Invest 97 moved off Africa yesterday and since then has been maintaining a steady amount of convection. Conditions are favorable for this system to become tropical in nature and it’s almost guaranteed it will. This system is at a lower latitude then Danielle or Earl thus increasing the potential this could be a cribber runner and eventually end up in the Gulf of Mexico. Systems in this location have done that, so at this point this system seems to have the most potential to affect the United States in the next two weeks. At this point there is not much to say so I’ll go ahead and post the track/intensity guidance from the 18Z suites.

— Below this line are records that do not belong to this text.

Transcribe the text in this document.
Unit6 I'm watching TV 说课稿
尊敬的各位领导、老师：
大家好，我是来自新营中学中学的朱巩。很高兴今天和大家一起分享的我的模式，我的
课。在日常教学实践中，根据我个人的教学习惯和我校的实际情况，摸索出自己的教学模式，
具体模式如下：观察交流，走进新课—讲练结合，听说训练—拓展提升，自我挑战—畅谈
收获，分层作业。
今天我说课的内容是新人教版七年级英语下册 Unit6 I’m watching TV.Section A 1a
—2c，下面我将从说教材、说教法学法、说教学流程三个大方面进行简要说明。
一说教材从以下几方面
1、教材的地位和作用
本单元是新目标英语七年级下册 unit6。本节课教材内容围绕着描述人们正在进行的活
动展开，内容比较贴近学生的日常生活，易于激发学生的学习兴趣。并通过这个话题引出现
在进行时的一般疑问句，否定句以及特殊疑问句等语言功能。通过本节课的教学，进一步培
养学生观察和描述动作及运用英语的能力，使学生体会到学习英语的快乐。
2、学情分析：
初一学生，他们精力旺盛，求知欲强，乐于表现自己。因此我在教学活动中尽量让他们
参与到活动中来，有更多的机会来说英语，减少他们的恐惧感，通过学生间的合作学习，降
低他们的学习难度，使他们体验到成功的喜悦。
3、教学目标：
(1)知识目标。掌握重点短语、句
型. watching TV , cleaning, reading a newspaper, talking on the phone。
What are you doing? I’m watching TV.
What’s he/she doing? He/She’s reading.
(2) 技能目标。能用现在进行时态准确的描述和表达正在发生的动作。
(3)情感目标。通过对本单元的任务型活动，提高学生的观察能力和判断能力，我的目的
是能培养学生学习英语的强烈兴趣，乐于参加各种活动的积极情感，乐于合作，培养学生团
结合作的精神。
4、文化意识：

Invest 97 was declared earlier this afternoon thus not many models have picked up on it yet, but those that have develop this into a Tropical Storm within the next day which is possible, but not overly likely at this point. We’ll see what the storm does tonight and how well it can organize. The point is this system, out of all three, has the highest potential to impact the United States down the road.
Hurricane Frank will likely peak out between 90 and 100 MPH this evening before beginning to weaken due to enviormental factors as many models are showing. The system is going to turn north towards Baja California but will likely dissipate before it arrives. In La Nina seasons normally the Atlantic is more active then the pacific so we may not see many more systems in the eastern pacific this year, but tropical weather has its mysteries so who knows.